Most often PTGUI stitches even large panoramas (of 100s of images) very well - not much manual adjustment necessary.
However, sometimes the images do not stitch so well. I found that a badly leveled tripod head often is the reason for such kind of troubles. Take time for leveling the tripod. Make sure that from the left edge to the right edge of your panoramas field of view the horizon is a the center of the middle image row.
In general sky images aren't stitched well, as they don't provide control points. Cloud structures could be used for finding control points. However, if the clouds are moving - and they almost always do, unless they are very far away - it is not recommend.
If you shoot at long focal lengths, then foreground images may be blurred and therefore don't provide control points.
The usual workflow is to move these images (sky and foreground images) manually to their appropriate position. I wrote a little python script that automates this work.
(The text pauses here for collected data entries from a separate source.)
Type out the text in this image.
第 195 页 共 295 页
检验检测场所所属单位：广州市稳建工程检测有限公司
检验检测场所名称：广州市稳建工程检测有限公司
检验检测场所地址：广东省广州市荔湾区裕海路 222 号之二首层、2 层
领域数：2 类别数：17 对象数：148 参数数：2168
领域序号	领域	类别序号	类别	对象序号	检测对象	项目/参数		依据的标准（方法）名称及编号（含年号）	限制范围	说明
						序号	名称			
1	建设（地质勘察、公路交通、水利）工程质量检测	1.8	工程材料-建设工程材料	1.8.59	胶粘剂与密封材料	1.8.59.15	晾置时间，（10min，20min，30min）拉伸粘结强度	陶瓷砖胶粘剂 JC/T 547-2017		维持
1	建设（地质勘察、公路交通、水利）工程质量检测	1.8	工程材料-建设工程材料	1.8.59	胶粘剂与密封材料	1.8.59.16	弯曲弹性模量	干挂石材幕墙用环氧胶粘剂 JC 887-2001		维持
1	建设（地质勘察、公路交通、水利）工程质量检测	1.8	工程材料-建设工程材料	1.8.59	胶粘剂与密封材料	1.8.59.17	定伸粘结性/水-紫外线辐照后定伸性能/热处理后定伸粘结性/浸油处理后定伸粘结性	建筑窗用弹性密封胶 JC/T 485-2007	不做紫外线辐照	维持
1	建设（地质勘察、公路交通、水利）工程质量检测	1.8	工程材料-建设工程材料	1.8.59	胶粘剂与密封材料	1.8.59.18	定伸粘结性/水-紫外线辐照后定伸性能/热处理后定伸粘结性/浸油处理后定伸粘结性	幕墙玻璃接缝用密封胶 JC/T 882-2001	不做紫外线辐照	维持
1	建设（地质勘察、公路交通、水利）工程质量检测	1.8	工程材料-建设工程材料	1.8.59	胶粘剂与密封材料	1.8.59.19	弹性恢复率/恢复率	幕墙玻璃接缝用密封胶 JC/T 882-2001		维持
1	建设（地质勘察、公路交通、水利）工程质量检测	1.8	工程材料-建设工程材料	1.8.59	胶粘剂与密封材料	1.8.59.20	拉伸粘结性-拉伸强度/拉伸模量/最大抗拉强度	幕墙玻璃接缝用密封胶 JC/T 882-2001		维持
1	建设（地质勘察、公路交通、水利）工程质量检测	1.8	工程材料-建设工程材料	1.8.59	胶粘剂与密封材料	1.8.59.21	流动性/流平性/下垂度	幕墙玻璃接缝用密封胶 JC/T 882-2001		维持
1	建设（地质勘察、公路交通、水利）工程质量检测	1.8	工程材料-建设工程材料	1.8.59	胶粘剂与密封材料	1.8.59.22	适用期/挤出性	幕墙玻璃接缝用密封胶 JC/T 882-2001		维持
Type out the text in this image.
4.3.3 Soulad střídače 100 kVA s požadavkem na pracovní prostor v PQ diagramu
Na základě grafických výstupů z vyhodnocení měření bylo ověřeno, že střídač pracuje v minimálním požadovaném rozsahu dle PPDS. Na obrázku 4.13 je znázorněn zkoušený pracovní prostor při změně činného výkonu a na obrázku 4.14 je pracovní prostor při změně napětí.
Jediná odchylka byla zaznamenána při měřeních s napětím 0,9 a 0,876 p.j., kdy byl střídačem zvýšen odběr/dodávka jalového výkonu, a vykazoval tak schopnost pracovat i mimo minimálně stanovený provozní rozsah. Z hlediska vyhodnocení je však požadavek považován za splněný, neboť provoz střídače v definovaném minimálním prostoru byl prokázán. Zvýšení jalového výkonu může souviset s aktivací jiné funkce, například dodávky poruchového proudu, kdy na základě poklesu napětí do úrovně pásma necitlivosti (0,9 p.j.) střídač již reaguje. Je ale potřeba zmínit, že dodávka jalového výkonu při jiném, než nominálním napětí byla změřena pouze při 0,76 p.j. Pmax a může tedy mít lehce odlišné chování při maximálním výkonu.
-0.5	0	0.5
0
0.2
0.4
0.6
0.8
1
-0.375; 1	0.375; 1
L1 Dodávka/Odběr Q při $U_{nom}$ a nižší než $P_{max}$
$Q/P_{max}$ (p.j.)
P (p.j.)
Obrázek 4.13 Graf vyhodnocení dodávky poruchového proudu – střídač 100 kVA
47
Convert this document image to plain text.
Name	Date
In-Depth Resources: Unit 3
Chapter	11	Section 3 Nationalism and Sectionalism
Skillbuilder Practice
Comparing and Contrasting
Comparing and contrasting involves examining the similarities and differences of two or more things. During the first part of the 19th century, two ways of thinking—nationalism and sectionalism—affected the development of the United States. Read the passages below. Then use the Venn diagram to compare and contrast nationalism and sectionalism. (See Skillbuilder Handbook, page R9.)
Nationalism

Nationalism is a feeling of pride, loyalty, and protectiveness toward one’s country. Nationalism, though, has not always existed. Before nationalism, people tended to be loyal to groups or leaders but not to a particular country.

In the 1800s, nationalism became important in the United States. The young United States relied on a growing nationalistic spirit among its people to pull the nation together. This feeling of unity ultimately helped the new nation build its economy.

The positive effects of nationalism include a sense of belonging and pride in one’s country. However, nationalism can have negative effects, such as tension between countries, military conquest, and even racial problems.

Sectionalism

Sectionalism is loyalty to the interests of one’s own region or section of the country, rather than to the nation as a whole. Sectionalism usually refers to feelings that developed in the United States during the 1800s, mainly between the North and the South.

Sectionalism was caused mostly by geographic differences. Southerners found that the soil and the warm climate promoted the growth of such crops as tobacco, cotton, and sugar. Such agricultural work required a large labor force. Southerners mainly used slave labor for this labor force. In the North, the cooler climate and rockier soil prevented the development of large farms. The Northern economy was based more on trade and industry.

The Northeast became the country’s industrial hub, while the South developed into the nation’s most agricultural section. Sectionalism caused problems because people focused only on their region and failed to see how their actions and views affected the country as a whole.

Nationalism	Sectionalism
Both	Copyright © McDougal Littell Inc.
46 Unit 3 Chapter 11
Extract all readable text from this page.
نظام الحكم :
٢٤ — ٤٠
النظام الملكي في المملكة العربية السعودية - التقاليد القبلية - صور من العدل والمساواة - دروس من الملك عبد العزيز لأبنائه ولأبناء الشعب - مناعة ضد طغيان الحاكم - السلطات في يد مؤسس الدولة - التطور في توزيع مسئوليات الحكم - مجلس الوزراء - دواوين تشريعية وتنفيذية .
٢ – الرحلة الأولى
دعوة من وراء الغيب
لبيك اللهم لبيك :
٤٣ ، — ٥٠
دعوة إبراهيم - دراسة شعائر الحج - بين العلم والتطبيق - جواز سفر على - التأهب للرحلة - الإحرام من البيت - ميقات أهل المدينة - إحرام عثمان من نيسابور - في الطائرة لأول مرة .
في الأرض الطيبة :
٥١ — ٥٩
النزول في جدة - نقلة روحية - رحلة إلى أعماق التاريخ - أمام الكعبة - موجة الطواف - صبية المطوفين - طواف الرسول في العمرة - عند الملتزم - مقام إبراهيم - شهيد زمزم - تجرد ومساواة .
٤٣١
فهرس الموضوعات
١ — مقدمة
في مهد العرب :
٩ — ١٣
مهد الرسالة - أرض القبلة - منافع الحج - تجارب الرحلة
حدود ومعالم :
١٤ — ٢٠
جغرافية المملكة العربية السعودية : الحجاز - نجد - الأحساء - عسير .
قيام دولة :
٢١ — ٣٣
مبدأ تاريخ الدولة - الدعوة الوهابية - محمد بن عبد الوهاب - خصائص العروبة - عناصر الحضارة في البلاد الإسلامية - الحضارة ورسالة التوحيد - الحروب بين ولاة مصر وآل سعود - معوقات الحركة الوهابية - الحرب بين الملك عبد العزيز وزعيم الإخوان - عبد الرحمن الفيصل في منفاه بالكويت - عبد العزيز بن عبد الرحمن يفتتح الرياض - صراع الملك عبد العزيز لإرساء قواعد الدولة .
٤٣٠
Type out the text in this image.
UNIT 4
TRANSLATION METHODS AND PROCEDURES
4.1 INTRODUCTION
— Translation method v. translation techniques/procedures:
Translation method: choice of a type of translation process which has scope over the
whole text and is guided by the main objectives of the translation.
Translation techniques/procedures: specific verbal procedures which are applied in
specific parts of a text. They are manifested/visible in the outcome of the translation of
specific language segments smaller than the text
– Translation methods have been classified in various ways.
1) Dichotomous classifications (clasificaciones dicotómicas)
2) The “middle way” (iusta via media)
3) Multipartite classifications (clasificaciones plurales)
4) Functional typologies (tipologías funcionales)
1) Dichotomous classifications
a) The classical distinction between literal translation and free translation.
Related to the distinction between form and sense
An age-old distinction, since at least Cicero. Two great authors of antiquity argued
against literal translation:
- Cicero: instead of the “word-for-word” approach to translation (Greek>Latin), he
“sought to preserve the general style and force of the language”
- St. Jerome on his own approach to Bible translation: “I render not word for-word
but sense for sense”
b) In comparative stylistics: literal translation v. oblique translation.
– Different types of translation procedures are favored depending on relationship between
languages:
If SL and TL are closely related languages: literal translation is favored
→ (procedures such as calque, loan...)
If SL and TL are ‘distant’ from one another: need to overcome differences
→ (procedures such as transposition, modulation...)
Panorama Stitching Machine
Intel Core i7 CPU (9th gen) 8 cores
Gigabyte Z390 Mainboard
Graphics Card: Nvidia RTX 3090
Plenty of RAM (DDR4-3000 MHz) : 64 GB
Fast SSD: 1 TB Samsung 970 Evo M2 SSD
On this machine stitching a medium sized panorama (650 images ,10 rows, 65 columns, 5304x7952 pixels) takes about 2 hours, and results in a panorama size of 237875x54107 pixels [that was for the GTX 980] The psb file file size is 31 GByte.
Recently I replaced the Geforce GTX980 by a Geforce RTX3090. With the RTX 3090 (and with PTGUI 12.13) stitching 395 Images (5304x7952 pixel) to a panorama with 227230x23426 pixels takes less than 20 minutes.
Loading a PTGUI project with hundreds of images (processed tif images, 200MB each) from the SSD is blazingly fast. Loading takes less than a minute. And also the whole processing of the panorama is really smooth now.